Thorsten Leemhuis regressions at leemhuis.info
Wed Jul 27 12:28:26 UTC 2016


(@Takashi & @Rafel: repost after subscribing to ksummit-discuss, 
which is moderated for non-members :-/ )

On 26.07.2016 22:36, Rafael J. Wysocki wrote:
> > On Tuesday, July 26, 2016 04:31:28 PM Takashi Iwai wrote:
>> >> As this topic doesn't seem posted yet, let me pitch.
> > I'm interested in this one.
> > 
>> >> Until recently, we've had no regression tracking since Rafael stepped
>> >> down from the maintenance of regression list.
> > There were other people trying to do that when I had stopped doing it, but
> > they gave up eventually.

Yeah, I guess that can easily happen sooner or later, because from what
I can see it's a lot of manual and boring work that only now and then
feels rewarding :-/

>> >> Now fortunately, Thorsten started gathering and posting the regression
>> >> reports on ML again, and this helps already a lot.
>> >>
>> >> Though, it immediately raised me a few things to be discussed:
>> >>
>> >> - How can we keep it rolling stably at this time?
>> >> - How can each developer / maintainer help or be involved better?
>> >> - Can we provide better services than only a plain text list on ML?
> > I think it is possible, but it also depends on how much time the person
> > who tracks regressions can spend on it.
> >
> > It may be automated somewhat (from experience), but still involves quite a bit
> > of manual work.

My rough plan after doing regression tracking for a few weeks now: Look
a bit closer at patchwork and check if it can be adjusted to automate
the boring parts of regression tracking. I have a mostly finished mail
that has some more details on what got me thinking into that direction,
but I'm on holiday till Friday and wanted to send it out once I'm home
again.

>> >> Also, since the regression on stable trees was a hot topic:
>> >> - Should the regression tracking cover the stable trees?  How well
>> >>   does it scale?
> > From experience, work needed grows linearly with the number of releases you
> > are trying to track at the same time.  I've never tracked more than two or three
> > (maybe) at a time IIRC, because of exactly that.

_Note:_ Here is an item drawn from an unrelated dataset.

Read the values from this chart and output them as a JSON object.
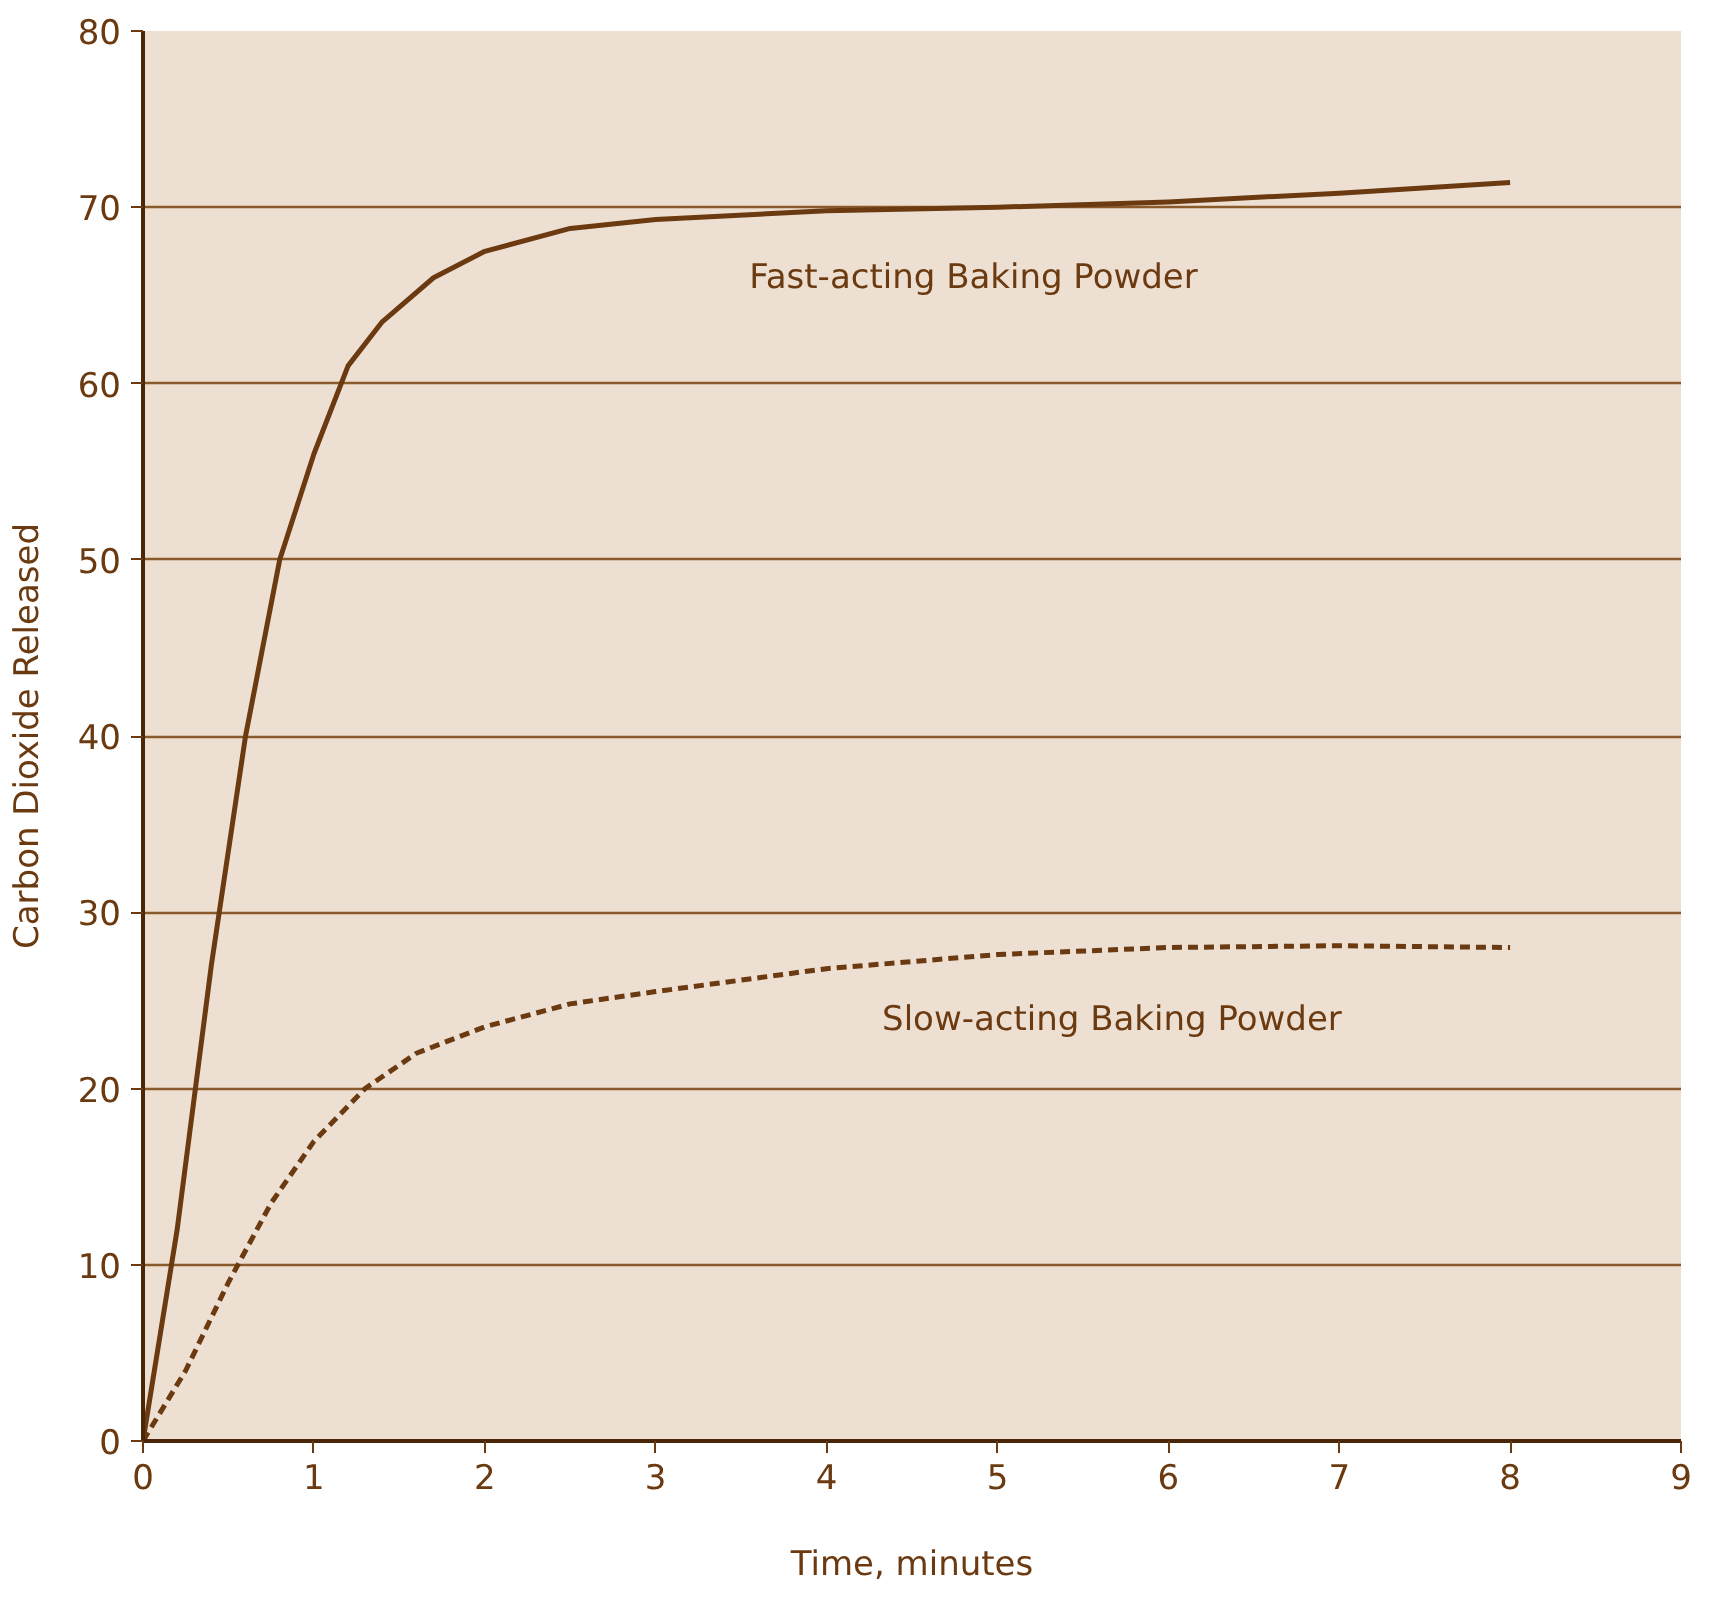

Yeah, without more manpower or some automation (like bitkeeper/git made
Linus scale better) it might lead to a quick burn out if one wants to
track more then two releases.

But OTOH I think it would be really good to track at least the latest
stable tree, as quite a few people only start testing kernel versions
like 4.7 once they got released. Sure, it's not as easy to revert
changes after that point, but it worthwhile nevertheless afaics.